Она понимала, что причиною драки была страшная нищета народа. Борьба за существование доводила людей до безумия: прожить бы хоть один день, а завтра покажет, что делать, — украсть, ограбить, продаться
Не означала ли эта нищета падения нравов, конца республики? Народ был бессилен остановить разложение общества, сам подпадал под влияние развращенных верхов, соприкасаясь с ними в обыденной жизни, и тлетворный дух заразы охватывал людей всех возрастов. Смерть в боях с варварами, смерть на гражданской войне, убийства из-за угла, казни — все это пахло кровью. Стоило ли жить, видя страшный распад, обнищавшие семьи, проституцию женщин, девушек и детей? Ничтожностью стало все — брак, семья, любовь, родственные чувства. Жить было страшно в хаосе обрушивавшегося здания республики; кое-где стены и потолок еще держались, но стены уже обваливались и дрожали при малейшем сотрясении, готовые каждое мгновение рухнуть, а потолок, покрытый многочисленными щелями, нередко зиял большими пробоинами. И некий муж ходил по крыше здания, неистовствуя и глумясь над обитателями, и вопил об охлократии и справедливости. Стоило только выбежать людям из здания и сбросить злодея с крыши, — тогда республика, может быть, устояла бы. Устояла ли бы? Нет, рухнула бы несколько позже.
Так думала Лициния, ожидая красных. Они вскоре возвратились. Впереди шел Понтий, что-то говоря подбежавшему к нему Милихию.
Она прислушалась.
— Народ удалился: кто добровольно, а кого пришлось разогнать. Ранено несколько плебеев и плебеянок, трое убито.
— Демагог захотел крови, — сказала Лициния. — Да будет проклят он со своими благодеяниями.
XIV
Эмиссары Клеопатры сообщали ей из Рима о происках Октавиана против лиц, стремящихся к возрождению египетского царства.
Понимая, что война неизбежна, Антоний рассчитывал начать борьбу как защитник свобод, попранных тираном. Убедив консулов семьсот двадцать первого года от основания Рима, которые были его друзьями, что он желает уничтожить триумвират и восстановить республиканские законы, Антоний предложил им назначить в следующем году преемника Октавиану в начальствовании над легионами, когда тот оставит Рим в должности проконсула. Одновременно он приказал Клеопатре готовить военное снаряжение, машины и деньги.

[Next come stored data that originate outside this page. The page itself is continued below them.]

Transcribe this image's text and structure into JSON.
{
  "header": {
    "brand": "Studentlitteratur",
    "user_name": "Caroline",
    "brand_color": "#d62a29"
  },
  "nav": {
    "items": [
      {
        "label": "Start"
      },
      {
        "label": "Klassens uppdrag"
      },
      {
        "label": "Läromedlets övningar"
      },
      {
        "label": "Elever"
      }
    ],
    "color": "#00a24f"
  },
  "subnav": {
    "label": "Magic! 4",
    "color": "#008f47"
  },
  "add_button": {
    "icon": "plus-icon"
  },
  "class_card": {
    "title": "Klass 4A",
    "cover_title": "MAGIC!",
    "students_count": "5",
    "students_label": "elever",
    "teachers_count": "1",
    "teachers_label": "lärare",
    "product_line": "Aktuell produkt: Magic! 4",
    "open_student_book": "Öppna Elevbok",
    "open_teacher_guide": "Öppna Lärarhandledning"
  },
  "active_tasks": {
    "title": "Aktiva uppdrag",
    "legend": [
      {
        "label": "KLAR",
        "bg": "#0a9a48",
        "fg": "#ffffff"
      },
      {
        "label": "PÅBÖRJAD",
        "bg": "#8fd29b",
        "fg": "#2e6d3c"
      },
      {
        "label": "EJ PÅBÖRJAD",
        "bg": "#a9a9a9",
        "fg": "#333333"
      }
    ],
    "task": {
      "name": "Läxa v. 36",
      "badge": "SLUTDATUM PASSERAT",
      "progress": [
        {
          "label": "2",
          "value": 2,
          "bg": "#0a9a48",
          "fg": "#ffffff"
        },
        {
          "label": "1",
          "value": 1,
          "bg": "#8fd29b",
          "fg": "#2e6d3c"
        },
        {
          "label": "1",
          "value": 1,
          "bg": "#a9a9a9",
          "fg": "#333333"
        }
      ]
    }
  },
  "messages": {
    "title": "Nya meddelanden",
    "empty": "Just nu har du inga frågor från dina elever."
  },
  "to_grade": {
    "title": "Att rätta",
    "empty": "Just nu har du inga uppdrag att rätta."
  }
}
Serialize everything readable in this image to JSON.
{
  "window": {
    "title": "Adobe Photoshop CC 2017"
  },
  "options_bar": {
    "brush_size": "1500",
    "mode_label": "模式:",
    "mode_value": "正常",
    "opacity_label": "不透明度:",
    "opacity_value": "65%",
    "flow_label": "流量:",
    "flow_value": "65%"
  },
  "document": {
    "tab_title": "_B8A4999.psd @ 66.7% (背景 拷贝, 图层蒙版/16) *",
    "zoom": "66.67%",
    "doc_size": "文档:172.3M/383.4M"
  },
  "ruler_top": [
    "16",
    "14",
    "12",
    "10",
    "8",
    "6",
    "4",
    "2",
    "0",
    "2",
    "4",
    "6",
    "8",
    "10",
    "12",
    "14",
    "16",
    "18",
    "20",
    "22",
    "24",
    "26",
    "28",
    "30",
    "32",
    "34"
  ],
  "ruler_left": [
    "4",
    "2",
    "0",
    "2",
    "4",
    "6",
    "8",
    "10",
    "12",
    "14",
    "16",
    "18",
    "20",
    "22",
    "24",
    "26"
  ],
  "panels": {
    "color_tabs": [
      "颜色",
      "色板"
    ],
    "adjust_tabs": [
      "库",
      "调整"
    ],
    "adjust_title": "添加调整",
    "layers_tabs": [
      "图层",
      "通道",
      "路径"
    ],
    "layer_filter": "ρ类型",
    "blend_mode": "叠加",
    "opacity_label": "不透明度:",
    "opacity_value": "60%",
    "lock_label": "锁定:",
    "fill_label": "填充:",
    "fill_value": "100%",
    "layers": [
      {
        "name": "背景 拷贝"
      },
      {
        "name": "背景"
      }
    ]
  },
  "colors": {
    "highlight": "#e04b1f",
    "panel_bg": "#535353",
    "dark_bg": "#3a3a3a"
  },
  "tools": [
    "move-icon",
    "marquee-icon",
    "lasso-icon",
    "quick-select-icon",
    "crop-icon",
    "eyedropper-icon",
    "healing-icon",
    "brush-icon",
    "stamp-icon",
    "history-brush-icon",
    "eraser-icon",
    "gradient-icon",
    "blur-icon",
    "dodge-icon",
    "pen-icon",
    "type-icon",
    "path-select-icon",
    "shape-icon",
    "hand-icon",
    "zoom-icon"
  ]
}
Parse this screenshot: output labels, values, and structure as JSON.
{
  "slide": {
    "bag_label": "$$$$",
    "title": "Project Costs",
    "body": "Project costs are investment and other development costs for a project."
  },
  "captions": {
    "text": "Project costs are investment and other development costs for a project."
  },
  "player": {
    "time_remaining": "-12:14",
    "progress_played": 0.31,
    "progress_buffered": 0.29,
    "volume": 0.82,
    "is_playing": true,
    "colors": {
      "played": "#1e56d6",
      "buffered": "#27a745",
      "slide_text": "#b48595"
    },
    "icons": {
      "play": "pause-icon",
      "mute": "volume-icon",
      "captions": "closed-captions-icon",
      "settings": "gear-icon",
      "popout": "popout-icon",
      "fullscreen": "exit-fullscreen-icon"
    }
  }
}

Едучи в Эфес, Антоний получал в дороге письма от царицы. Она писала, что деятельно собирает хлеб, одежды и все необходимое для войны. Наконец, Клеопатра отплыла из Египта, взяв из сокровищницы Лагидов двадцать тысяч талантов. Она решила помогать Антонию в борьбе против Октавиана, посягавшего на египетское царство, и не допустить соглашения дуумвиров за счет независимости Египта.
Клеопатра ехала навстречу Антонию, стягивавшему свои корабли к Эфесу.
Лазурное море потемнело — был конец года. Вдали белели, как бы вздымаясь из волн; мраморные храмы Эфеса. Глядя на многочисленные суда, подплывавшие к пристани, царица слушала шутливые речи моряков о разгневанном боге морей Посейдоне,
— Цезарь выехал из Рима — срок триумвирата кончился, римская республика восстановлена. Первого января консулы огласят заявление Антония о возвращении его к частной жизни и отрешат Октавиана от начальствования над легионами. Я уверена, что Цезарь прибегнет к насилию…
— Не волнуйся, госпожа и царица, — прервала ее Ирас, — не может быть, чтобы трус осмелился…
— Не трус совершит насилие, а Агрипиа… Если Октавиан захватит власть, трудно нам будет бороться с ним…
— Ты хочешь сказать, — вмешалась Хархмион, — что весь Рим станет на сторону Цезаря? Но ты забываешь, что консулы — наши друзья, и пока существует восстановленная республика, немыслимы враждебные действия против нас…
— Посмотрим, — с сомнением в голосе молвила Клеопатра, приказав готовиться к высадке.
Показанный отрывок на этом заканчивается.